Babuy napisał:
W takim razie jeździsz z otwartą nóżką ?
Nie wypiąłem tą kostkę i chyba wywalę to całkiem
choć nie powiem czasem się to przydaje.
sytuacja z przed kilku dni : ruszam z parkingu wchodzę w zakręt a tu nagle grh... coś mi zaskrzypiało... patrze a tu otwarta stopka boczna , nic się nie stało gleby nie było ani nic ale gdybym miał to wpięte to nie pisał bym teraz tutaj.
Offline
Czujnik stopki w zetce to prymitywne rozwiązanie. Ja mam już to dawno wypięte. Ze 2 razy sobie zapomniałem, ale to raczej nic groźnego, bo jak jedziesz do przodu to stopka się składa.
Offline
poruszałem coś tam przy stopce i zaczeło działać . ale wg mnie to trochę niepewne ... jeżeli w czasie jazdy ma mi to źle zadziałać i wyłączyć zapłon to ja za takie coś dziękuję.

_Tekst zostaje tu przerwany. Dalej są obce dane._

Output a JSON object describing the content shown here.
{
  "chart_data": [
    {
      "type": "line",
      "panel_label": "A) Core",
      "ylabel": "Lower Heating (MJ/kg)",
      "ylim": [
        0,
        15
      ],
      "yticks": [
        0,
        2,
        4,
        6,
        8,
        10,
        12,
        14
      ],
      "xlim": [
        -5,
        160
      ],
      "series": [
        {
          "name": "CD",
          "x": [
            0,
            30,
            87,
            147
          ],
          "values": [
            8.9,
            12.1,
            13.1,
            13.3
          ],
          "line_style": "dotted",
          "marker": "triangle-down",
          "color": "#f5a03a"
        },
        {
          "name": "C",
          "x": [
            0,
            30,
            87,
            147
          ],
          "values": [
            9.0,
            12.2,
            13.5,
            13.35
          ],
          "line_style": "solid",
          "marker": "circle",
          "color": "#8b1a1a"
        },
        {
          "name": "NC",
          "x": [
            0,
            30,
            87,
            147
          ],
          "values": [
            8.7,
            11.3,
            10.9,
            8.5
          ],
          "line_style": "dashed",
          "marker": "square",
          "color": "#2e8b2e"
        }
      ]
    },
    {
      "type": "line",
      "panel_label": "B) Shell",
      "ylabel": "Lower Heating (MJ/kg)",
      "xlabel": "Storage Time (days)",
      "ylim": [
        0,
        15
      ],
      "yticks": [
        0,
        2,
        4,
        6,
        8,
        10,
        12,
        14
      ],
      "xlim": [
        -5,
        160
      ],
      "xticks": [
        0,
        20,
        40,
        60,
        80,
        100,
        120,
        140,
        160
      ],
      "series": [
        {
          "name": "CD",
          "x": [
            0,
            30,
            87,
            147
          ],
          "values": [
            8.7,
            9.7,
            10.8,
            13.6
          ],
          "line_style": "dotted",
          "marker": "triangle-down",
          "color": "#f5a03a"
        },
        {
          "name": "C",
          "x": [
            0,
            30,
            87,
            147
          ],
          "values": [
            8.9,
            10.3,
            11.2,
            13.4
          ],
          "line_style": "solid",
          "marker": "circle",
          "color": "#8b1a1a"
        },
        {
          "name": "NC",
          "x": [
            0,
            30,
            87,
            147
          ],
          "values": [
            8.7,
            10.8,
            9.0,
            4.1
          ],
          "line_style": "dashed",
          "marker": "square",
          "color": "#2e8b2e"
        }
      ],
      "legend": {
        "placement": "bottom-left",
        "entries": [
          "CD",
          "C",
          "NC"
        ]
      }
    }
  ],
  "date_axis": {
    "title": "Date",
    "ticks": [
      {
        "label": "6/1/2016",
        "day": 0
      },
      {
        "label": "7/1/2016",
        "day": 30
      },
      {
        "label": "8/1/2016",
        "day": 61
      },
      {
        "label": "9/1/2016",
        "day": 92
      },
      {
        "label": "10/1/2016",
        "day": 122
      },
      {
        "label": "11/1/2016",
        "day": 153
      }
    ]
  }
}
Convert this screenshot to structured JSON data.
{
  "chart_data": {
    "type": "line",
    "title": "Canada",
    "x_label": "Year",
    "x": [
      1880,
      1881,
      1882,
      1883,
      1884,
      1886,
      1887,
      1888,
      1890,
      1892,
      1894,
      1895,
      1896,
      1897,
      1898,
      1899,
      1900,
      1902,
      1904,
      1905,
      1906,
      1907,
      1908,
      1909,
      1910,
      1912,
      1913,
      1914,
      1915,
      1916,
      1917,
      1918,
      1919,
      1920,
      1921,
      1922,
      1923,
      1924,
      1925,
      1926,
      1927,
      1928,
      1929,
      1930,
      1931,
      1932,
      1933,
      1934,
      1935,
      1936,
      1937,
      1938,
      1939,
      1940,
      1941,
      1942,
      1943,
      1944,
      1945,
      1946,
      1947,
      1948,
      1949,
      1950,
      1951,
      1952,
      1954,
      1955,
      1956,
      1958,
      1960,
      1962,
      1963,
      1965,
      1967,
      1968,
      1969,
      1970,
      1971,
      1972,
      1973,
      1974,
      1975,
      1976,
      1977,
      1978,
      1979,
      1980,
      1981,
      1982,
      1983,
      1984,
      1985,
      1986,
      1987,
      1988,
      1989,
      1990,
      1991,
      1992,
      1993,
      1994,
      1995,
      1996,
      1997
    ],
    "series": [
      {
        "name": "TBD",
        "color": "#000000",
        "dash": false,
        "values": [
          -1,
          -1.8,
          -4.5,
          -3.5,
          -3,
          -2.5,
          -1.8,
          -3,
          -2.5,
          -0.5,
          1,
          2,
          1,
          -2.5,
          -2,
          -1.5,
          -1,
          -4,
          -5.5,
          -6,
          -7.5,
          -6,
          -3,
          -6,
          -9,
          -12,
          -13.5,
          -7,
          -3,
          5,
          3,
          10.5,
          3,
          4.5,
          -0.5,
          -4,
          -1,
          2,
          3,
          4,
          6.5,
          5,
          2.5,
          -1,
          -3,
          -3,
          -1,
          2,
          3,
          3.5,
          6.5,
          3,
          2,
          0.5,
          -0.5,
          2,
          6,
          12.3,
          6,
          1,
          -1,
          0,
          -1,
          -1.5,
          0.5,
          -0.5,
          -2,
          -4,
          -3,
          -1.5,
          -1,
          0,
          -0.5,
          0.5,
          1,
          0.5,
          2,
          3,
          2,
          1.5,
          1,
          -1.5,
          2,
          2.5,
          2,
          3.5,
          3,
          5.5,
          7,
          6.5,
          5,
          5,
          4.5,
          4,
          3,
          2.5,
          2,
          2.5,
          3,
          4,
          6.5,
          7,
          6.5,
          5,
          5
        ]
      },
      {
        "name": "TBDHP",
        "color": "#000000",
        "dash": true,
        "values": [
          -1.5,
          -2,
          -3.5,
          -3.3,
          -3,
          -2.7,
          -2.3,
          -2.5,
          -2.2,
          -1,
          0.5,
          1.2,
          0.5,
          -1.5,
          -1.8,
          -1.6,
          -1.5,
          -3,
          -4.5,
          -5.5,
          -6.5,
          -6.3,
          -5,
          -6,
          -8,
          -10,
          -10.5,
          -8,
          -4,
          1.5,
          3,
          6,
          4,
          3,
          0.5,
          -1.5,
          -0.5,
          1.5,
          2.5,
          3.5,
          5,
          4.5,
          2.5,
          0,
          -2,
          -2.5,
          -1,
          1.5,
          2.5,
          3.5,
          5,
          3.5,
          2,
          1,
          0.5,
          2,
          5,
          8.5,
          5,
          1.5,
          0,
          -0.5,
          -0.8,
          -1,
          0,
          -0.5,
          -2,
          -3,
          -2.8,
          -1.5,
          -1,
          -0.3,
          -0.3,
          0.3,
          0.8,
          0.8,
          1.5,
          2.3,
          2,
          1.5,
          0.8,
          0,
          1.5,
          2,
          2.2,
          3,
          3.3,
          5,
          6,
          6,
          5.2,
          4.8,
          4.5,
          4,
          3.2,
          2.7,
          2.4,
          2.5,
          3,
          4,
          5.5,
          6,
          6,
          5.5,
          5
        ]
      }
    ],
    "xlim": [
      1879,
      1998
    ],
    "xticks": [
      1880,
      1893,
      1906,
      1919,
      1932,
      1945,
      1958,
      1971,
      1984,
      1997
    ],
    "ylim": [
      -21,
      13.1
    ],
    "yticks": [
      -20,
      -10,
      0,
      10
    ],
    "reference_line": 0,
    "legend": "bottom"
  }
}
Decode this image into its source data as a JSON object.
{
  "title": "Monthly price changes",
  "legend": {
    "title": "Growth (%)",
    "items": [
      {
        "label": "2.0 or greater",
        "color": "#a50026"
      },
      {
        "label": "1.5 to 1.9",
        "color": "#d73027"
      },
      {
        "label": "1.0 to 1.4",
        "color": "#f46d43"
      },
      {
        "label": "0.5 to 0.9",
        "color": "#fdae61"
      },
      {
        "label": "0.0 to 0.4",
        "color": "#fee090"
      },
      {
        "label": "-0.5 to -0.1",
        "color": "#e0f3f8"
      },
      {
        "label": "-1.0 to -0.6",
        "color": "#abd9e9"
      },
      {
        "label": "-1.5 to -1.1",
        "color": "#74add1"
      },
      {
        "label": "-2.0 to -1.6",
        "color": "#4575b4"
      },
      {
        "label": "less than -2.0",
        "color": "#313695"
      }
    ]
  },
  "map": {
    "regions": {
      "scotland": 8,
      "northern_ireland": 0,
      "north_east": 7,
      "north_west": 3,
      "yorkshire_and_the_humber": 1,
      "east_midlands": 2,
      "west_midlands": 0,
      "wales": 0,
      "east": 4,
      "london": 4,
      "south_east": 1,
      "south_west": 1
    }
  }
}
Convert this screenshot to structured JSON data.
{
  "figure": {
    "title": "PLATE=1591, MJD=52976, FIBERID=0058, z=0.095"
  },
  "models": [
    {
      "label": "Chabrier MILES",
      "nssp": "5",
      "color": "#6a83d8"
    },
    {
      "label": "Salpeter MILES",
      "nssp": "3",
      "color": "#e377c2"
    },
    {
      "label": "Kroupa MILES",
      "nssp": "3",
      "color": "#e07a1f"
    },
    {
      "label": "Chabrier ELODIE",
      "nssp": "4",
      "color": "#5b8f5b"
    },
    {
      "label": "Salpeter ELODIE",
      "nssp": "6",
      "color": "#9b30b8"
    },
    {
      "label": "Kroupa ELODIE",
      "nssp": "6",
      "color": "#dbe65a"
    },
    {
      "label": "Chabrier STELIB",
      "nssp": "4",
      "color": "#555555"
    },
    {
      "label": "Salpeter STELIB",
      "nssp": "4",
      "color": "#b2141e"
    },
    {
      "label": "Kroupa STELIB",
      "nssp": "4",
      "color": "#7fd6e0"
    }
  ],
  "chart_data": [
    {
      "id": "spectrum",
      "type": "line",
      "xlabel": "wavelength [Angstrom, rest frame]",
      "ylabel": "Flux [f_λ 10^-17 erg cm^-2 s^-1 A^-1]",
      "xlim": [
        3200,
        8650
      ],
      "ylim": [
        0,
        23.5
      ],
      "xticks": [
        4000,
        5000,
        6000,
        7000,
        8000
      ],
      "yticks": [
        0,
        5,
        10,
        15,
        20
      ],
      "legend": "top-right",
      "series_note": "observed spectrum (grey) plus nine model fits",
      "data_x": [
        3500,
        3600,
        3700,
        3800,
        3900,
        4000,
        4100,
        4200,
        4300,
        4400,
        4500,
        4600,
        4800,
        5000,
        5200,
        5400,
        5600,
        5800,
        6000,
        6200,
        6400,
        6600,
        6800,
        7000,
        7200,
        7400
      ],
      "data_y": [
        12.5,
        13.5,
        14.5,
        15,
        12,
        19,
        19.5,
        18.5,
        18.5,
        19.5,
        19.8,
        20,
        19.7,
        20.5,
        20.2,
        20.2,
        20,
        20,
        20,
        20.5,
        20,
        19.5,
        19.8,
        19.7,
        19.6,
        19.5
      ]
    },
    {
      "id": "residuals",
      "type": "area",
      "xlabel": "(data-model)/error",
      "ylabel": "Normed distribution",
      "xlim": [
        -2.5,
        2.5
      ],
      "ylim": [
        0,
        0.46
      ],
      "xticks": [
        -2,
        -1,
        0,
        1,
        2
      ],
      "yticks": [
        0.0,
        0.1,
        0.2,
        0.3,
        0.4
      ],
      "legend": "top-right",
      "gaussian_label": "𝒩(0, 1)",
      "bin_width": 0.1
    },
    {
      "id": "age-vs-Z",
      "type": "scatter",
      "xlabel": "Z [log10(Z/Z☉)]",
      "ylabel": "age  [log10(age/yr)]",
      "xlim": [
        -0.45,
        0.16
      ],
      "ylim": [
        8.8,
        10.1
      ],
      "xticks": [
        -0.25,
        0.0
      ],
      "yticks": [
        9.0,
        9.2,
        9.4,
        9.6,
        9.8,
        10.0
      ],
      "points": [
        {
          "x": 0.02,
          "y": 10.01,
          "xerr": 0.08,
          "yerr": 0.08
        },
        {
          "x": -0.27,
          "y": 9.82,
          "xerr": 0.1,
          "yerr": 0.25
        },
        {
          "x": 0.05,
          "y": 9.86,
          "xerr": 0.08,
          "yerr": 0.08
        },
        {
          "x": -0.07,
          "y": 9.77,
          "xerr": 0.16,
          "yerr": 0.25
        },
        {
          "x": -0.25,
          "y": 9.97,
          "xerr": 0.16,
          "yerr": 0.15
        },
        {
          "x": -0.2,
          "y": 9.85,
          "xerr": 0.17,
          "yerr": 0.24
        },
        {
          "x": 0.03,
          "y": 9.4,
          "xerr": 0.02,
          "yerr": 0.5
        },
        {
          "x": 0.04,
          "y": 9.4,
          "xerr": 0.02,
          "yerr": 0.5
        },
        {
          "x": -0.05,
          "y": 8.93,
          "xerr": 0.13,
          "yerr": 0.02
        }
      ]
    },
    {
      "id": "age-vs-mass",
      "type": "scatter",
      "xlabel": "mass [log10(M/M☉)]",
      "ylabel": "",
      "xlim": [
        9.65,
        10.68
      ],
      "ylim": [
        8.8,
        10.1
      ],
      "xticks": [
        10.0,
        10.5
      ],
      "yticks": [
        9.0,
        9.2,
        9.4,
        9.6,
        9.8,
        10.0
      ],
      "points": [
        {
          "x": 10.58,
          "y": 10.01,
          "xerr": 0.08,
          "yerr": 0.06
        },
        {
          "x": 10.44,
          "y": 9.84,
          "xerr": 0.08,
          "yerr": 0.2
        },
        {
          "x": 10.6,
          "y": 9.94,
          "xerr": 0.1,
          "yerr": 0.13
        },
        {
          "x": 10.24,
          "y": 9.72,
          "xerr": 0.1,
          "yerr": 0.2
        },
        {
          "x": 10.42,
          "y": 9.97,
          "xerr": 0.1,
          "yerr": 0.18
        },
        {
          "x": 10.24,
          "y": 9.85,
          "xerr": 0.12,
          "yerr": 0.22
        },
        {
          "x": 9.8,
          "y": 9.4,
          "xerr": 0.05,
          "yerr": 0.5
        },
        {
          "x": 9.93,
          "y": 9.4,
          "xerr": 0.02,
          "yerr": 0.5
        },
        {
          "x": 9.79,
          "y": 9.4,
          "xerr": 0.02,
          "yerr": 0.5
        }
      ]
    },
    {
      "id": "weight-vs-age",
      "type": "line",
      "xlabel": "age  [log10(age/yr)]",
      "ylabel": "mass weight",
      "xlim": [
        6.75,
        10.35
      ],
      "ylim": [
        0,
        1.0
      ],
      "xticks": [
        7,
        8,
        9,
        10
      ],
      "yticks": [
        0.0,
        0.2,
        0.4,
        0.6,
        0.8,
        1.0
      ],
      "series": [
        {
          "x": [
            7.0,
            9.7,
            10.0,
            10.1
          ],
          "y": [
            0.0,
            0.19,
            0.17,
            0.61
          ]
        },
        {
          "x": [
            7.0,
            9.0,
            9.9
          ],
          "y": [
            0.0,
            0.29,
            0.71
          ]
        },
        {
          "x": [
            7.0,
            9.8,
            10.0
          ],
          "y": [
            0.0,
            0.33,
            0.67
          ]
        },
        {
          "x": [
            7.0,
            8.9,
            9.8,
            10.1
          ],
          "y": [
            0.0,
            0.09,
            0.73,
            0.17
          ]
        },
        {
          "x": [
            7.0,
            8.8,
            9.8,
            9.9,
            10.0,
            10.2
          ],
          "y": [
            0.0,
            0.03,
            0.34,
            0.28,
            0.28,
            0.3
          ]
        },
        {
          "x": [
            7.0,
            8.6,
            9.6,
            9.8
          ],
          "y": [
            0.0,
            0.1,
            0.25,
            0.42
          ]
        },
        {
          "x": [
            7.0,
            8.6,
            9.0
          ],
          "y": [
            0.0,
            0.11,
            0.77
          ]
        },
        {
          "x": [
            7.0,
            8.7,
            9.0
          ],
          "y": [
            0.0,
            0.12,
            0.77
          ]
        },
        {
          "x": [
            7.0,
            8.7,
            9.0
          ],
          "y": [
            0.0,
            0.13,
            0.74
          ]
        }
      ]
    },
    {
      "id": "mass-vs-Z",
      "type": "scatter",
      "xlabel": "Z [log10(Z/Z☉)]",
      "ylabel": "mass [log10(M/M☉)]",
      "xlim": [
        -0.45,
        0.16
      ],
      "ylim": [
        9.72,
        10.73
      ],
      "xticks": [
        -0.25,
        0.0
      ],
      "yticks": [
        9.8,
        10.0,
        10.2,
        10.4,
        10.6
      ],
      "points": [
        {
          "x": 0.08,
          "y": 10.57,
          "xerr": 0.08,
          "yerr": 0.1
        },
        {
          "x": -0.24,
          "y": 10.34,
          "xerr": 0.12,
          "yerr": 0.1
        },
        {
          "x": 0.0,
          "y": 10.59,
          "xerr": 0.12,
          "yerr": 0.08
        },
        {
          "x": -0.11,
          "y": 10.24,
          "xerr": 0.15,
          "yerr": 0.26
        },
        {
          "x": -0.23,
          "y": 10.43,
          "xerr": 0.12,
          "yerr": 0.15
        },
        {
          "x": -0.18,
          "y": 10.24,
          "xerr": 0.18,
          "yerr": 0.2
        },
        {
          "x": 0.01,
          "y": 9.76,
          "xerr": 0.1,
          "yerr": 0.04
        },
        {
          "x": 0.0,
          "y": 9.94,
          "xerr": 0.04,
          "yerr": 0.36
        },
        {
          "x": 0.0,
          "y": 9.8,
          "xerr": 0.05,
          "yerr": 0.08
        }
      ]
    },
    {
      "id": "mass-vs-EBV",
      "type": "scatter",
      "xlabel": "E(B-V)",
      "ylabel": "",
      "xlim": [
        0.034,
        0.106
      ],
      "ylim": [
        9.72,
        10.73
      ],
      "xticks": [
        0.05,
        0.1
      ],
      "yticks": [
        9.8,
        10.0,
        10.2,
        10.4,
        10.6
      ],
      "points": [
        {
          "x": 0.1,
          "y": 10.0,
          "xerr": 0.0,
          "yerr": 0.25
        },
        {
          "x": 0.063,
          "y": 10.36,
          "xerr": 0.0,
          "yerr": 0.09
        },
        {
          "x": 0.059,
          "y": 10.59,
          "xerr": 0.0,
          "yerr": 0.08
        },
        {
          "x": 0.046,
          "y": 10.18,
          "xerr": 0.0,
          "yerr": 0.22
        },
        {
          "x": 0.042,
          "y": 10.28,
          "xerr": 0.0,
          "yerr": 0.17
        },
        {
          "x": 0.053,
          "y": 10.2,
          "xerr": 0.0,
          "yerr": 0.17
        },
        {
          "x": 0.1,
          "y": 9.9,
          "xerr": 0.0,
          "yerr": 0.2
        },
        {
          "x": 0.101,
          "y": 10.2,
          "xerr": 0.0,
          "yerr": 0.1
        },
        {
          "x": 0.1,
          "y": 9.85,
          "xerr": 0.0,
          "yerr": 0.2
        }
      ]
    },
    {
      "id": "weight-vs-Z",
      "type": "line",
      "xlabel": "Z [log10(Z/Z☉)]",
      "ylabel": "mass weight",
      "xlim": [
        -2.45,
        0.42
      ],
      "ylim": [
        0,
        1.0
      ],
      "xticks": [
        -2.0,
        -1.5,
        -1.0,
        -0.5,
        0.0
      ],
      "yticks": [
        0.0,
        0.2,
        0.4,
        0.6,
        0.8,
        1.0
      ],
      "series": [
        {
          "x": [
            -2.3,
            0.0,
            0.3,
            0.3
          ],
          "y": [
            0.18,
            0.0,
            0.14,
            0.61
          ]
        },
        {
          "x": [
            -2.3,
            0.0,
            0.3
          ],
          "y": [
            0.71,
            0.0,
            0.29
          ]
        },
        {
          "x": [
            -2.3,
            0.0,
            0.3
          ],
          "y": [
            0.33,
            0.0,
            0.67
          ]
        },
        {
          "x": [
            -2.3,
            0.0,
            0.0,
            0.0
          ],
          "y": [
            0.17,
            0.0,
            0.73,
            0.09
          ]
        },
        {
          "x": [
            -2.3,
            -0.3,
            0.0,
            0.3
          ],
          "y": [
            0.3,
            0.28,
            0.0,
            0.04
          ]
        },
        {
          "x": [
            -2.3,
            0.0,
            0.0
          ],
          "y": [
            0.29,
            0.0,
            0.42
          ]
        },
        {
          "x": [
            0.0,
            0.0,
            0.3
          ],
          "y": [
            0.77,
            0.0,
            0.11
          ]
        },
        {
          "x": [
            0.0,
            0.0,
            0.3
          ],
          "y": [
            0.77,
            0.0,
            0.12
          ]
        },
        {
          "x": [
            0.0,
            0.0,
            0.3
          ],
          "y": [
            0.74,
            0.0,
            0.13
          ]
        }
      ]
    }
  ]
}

A da się to jakoś delikatnie wypiąć żeby tego kabla nie było ? Bo nie chce tego całkiem zniszczyć . Czy po prostu wywalić całość ?
Offline
Moim zdaniem bez tego kabla wygląda lepiej. Polecam całe to ustrojstwo wywalić i sprawdzać przed rozpoczęciem jazdy czy masz złożona stopkę tak długo aż nie wyrobisz sobie tego "odruchu"
Offline
Mi się ten czujnik rozsypał to go odciąłem i jest git.